O globo, n. 31060, 21/08/2018. Economia, p. 19

 

VENEZUELA TROCA MOEDA

Janaína Figueiredo

21/08/20018

 

 

 Recorte capturado

Bolívar tem desvalorização de 95%. Salário mínimo será reajustado em 3.400%

Em uma tentativa de conter a hiperinflação, prevista para atingir 1.000.000% este ano, o governo da Venezuela pôs ontem em circulação uma nova moeda, o bolívar soberano — com cinco zeros a menos que seu antecessor, o bolívar forte. Também foi feita uma desvalorização radical do câmbio: 95%. Lojas e bancos ficaram fechados, e a oposição convocou uma greve geral para hoje. Já o governo convocou uma marcha de apoio às medidas.

O novo bolívar será atrelado à criptomoeda Petro, lançada pelo governo de Nicolás Maduro em fevereiro. O valor do Petro foi fixado em US$ 60, ou 3.600 bolívares soberanos. O Petro, no entanto, não é negociado nas plataformas de moedas digitais.

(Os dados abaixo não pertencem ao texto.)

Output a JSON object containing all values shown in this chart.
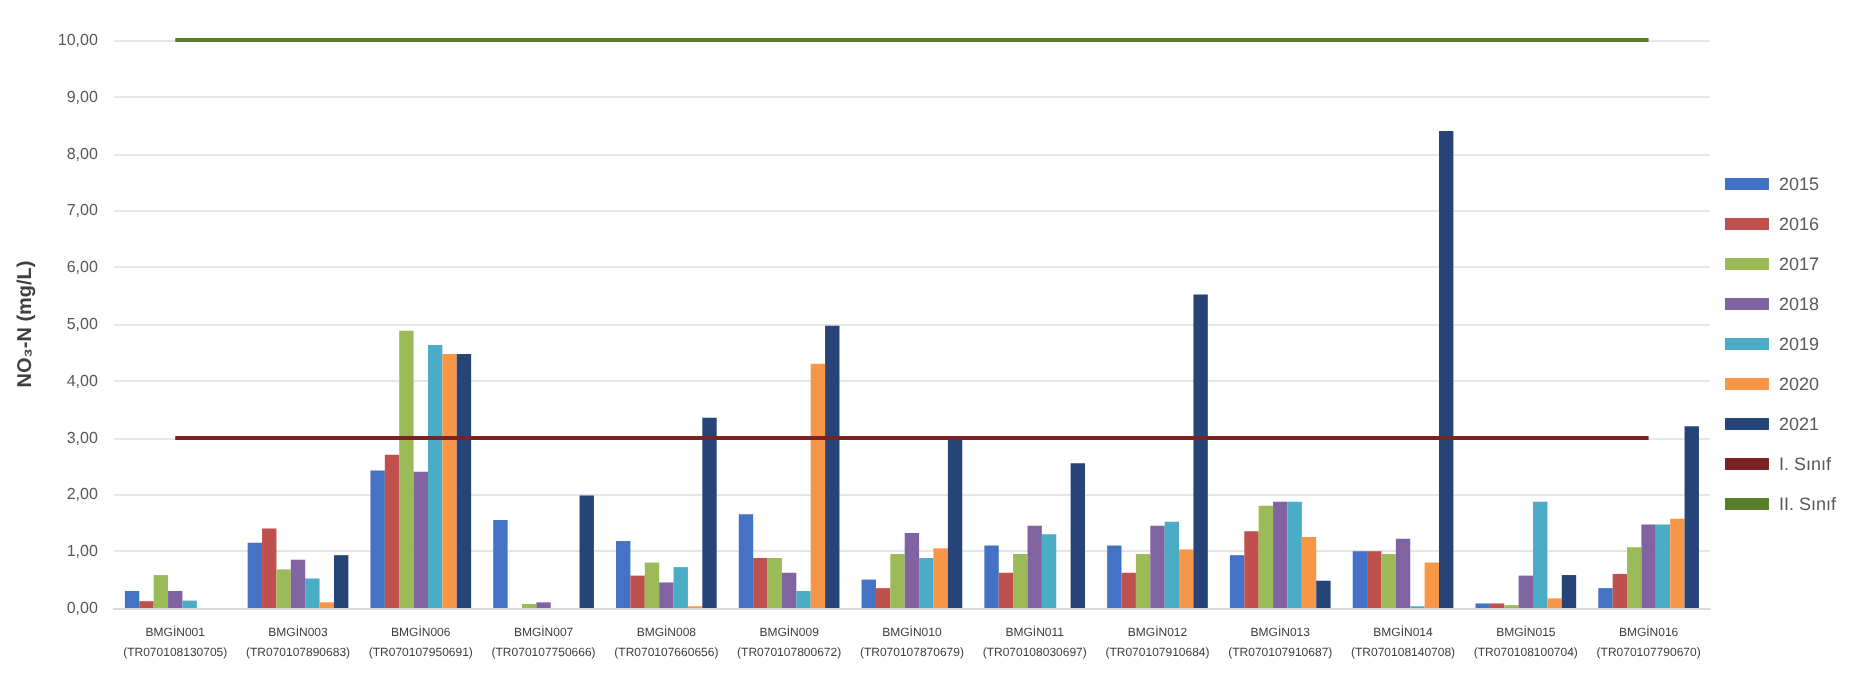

A entrada em vigor das medidas fez o dólar disparar no mercado paralelo, atingindo 15 milhões de bolívares fortes (a moeda antiga), cerca do dobro do valor observado na semana passada. Devido à hiperinflação, os venezuelanos vinham sendo obrigados a carregar pilhas de notas para comprar itens do dia a dia. Um quilo de tomate, por exemplo, saía por 5 milhões de bolívares fortes.

A maior nota, agora, será de 500 bolívares, o equivalente a 50 milhões na moeda antiga. No câmbio paralelo, é o equivalente a cerca de US$ 8, segundo o jornal britânico “Financial Times”.

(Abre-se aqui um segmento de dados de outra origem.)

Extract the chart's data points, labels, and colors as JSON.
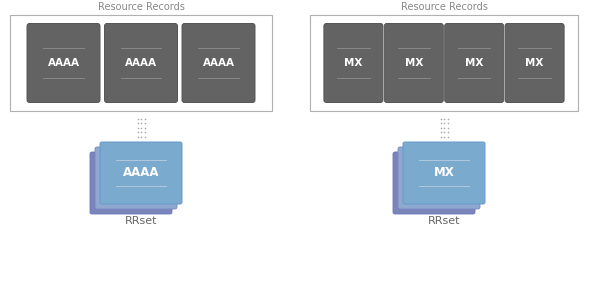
{
  "bg_color": "#ffffff",
  "rr_box_color": "#636363",
  "rr_line_color": "#888888",
  "rr_text_color": "#ffffff",
  "container_edge": "#b0b0b0",
  "container_fill": "#ffffff",
  "rrset_front_color": "#7aabcf",
  "rrset_mid_color": "#8fa8d0",
  "rrset_back_color": "#7b85bc",
  "rrset_text_color": "#ffffff",
  "rrset_line_color": "#b0c8e0",
  "dot_color": "#aaaaaa",
  "label_color": "#666666",
  "title_color": "#888888",
  "left_label": "Resource Records",
  "right_label": "Resource Records",
  "left_cards": [
    "AAAA",
    "AAAA",
    "AAAA"
  ],
  "right_cards": [
    "MX",
    "MX",
    "MX",
    "MX"
  ],
  "left_rrset_label": "AAAA",
  "right_rrset_label": "MX",
  "rrset_text": "RRset",
  "fig_w": 5.9,
  "fig_h": 2.81,
  "dpi": 100
}
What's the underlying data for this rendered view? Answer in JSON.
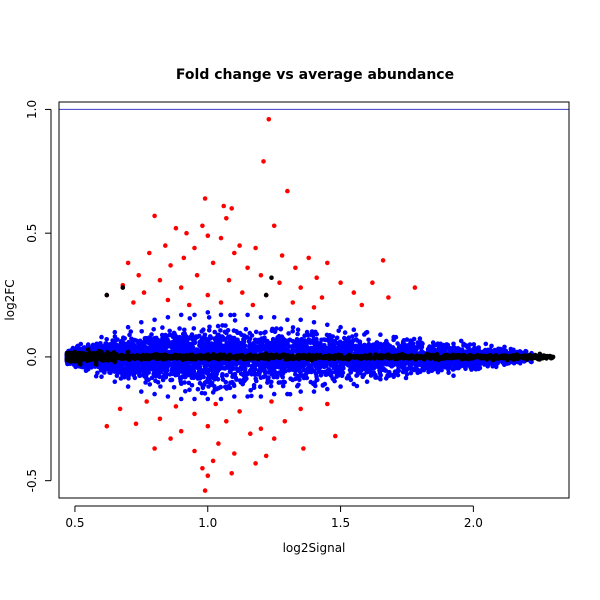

Lojas e bancos ficaram fechados. No fim da tarde, os sistemas bancários voltaram a operar, já mostrando os saldos na nova moeda. A população correu aos caixas automáticos — mas estes só permitiam sacar 10 bolívares soberanos. O jornal venezuelano “El Nacional” citou um tuíte do jornalista Eugenio Martínez: “Saque máximo do caixa eletrônico 10 Bs. Um café + um doce 72 Bs.”

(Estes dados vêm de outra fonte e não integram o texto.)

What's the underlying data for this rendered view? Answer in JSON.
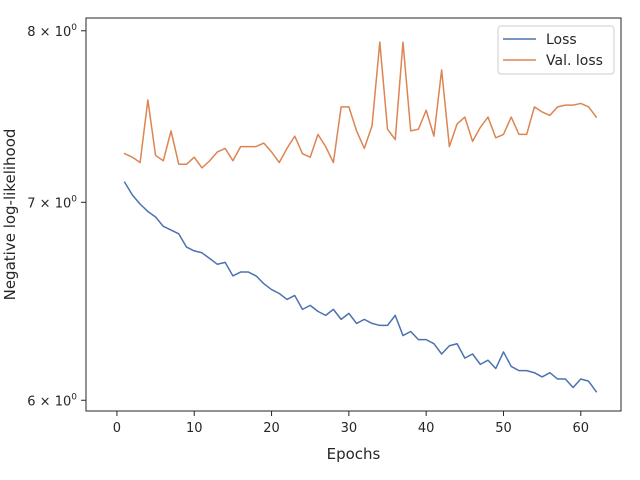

Nos últimos dias, à espera das medidas, os venezuelanos estocaram comida.

PREÇOS AINDA PODEM SUBIR

Outra medida do governo é o reajuste do salário mínimo a partir de 1º de setembro, em torno de 3.400%. Ele valerá meio Petro, ou 1.800 bolívares —cerca de US$ 28. Hoje, está em menos de US$ 1. Os empresários dizem que não conseguirão pagar. Maduro, porém, afirmou que, durante 90 dias, o governo assumirá a diferença para as pequenas e médias empresas.

O governo prometeu ainda levar os preços dos combustíveis a níveis internacionais, com subsídios para cadastrar seu veículo em um censo que está sendo feito. Na Venezuela, a gasolina sai praticamente de graça. Com um dólar trocado no mercado paralelo, é possível comprar cerca de 7 milhões de litros do combustível —mas apenas 1,5 litro de Coca-Cola. O baixíssimo preço estimula o contrabando para os países vizinhos.

O economista Henkel Garcia, diretor da Econométrica, acha que, com o salto do salário mínimo, Maduro abriu as portas para a falência em massa de empresas e a eliminação de postos de trabalho. Sem falar do impacto nos preços. A Econométrica, que estimava uma inflação anual entre 400.000% e 1.000.000%, já projeta até 1.600.000%. A queda do PIB pode passar de 14% para 20%.

Maduro disse que hoje sairá uma lista de “preços justos”. E conclamou a população a “defender o reequilíbrio dos preços nas ruas”. Segundo o presidente, “é preciso garantir” que a cesta básica custe menos que meio Petro. Mas o Imposto sobre Valor Agregado (IVA) passou de 12% para 16%.

Em mensagem enviada a colegas, o jornalista Miguel Henrique Otero, dono e diretor do jornal “El Nacional”, no exílio, afirmou: “As pessoas e famílias não sabem qual será seu destino. Existe uma sensação generalizada de abandono e de viver num país à beira do abismo”.

Francisco Faraco, economista e diretor da consultoria Faraco e Associados, resumiu de forma ácida as medidas econômicas de Maduro:

— Estão maquiando o morto.

Para o governo brasileiro, as medidas não afetarão nosso mercado. Mesmo assim, diz acompanhar de perto os desdobramentos na Venezuela.